The Miami Herald
December 5, 1999
Guatemalan murder case drags on 18 months after bishop's killing


 GUATEMALA CITY -- It has chewed up eight judges and prosecutors, sent at
 least half a dozen people into exile, triggered the arrests of four people and one
 dog, generated millions of words of news coverage and sucked the spirit out of
 countless Guatemalans.

 Nevertheless, 18 months after the murder of Bishop Juan Gerardi, the official
 investigation into his death seems no closer to a solution.

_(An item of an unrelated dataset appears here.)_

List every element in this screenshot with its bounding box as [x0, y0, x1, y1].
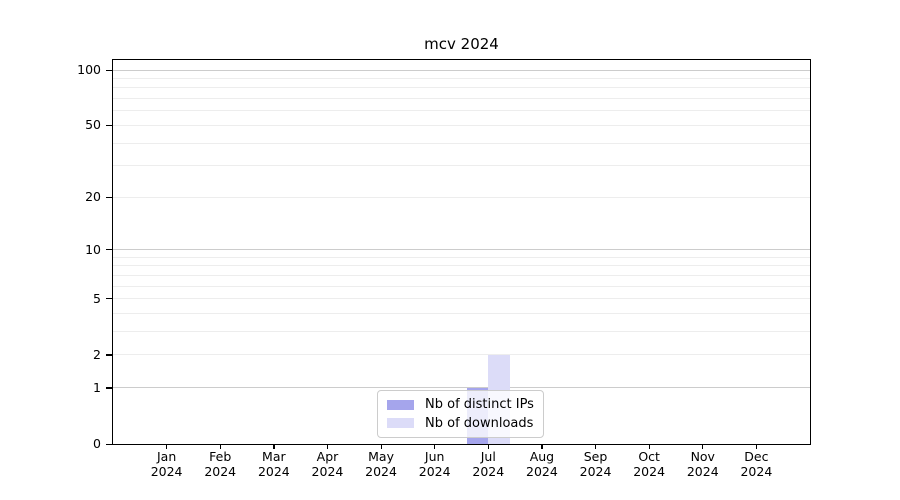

 ``I don't think you can put a timetable on an investigation like this, but I certainly
 don't expect to make arrests any time soon,'' said Leopoldo Zeissig, the latest
 prosecutor to take over a case that has become the most notorious albatross in
 Guatemala's decrepit legal system.


 Gerardi, an advocate of human rights during the civil war that raged in Guatemala
 for nearly four decades between Marxist guerrillas and military-dominated
 governments, was murdered April 26, 1998, less than 48 hours after he issued a
 report strongly critical of the country's armed forces.

 Someone battered in the bishop's skull as he was getting out of his car in
 downtown Guatemala City.

 The murder was widely assumed to be political, an act of retaliation for the
 bishop's report, and a shaken President Alvaro Arzu -- the president who finally
 negotiated the 1996 accord that brought the civil war to an end -- promised swift
 justice in the case.

 Instead, the case will almost certainly remain unsolved when Arzu leaves office in
 January because, among other obstacles, officials and witnesses associated with
 the case resign or go into hiding with clocklike regularity.


 The latest setback occurred in October when Celvin Galindo, the special
 prosecutor investigating the case, quit and fled to the United States, citing threats
 to his children.

 Indeed, proclaiming your life to be in danger over the Gerardi case seems to have
 become somewhat of a national pastime in Guatemala. The U.N. mission in
 Guatemala has granted protection to more than 80 people -- including judges,
 prosecutors, prospective witnesses and journalists -- who claimed to have
 received threats in connection with the investigation.

 One of the seemingly few people not to be threatened is prosecutor Zeissig, who
 has been on the job since October. He also spent six months on the case as an
 assistant prosecutor last year.

 Zeissig said his main work has been rebuilding the morale of his seven-member
 staff, which was shattered by Galindo's resignation, while systematically
 re-examining the two main avenues the investigation has taken so far:

 The priest. Mario Orantes, a priest who lived in Gerardi's residence, was arrested
 last year in connection with the murder. After he was held several months without
 trial, a judge ordered Orantes' release but allowed the investigation to continue.
 Orantes fled Guatemala for Houston last month after Arzu, during a televised
 interview, said the priest was involved in the murder.

 The original police theory was that Orantes -- perhaps with the help of a lover --
 murdered the bishop after being surprised in a homosexual act. The major
 evidence: A Spanish pathologist said Gerardi's body showed signs of a dog
 attack, including bite marks that matched the teeth of Orantes' German shepherd,

 Other foreign pathologists, though, disputed the findings about the dog, and that
 theory has largely been discounted. Baloo, taken into police custody at the same
 time as Orantes, died in October -- in the same week that the priest fled the
 country. Since then, other, more compelling evidence, has surfaced.

 First, FBI chemical testing found faint traces of bloody footsteps leading to the
 door of Orantes' room. Then, in September, DNA tests conducted by the FBI in
 Washington showed that bloodstains found inside Orantes' room came from not
 only the priest, but two homeless men who lived in the park across the street.

 The DNA tests, coupled with inconsistencies in Orantes' testimony about the
 night of the killing, have kept the priest in the thick of the investigation. He said
 neither he nor his dog heard anything as the bishop was beaten to death, and he
 has never satisfactorily explained why he waited nearly an hour to report
 discovering the body.

 The military. Guatemalan human-rights organizations have said from the first
 hours of the investigation they think Gerardi was murdered by current or retired
 army officers, and their belief grows every day. The killer, they believe, will be
 found inside the army's high command, the presidential general staff (EMP).

 ``That's where everything points,'' said Frank LaRue, head of a human-rights law
 office that works closely with the Roman Catholic Church.

 The human-rights groups make much of the recent testimony of three new
 witnesses who worked at the EMP. One testified that an EMP captain arrived at
 the office much later that night than he had told police, leaving his whereabouts
 unaccounted for around the time of the murder.

 A second witness said he overheard several phone calls inside the EMP office --
 which is less than two blocks from the murder scene -- indicating an unusual
 amount of military activity in the neighborhood that night. And a third testified that
 the EMP had Gerardi under surveillance, including phone taps, for several years.
 But the surveillance ended in 1996, the witness added.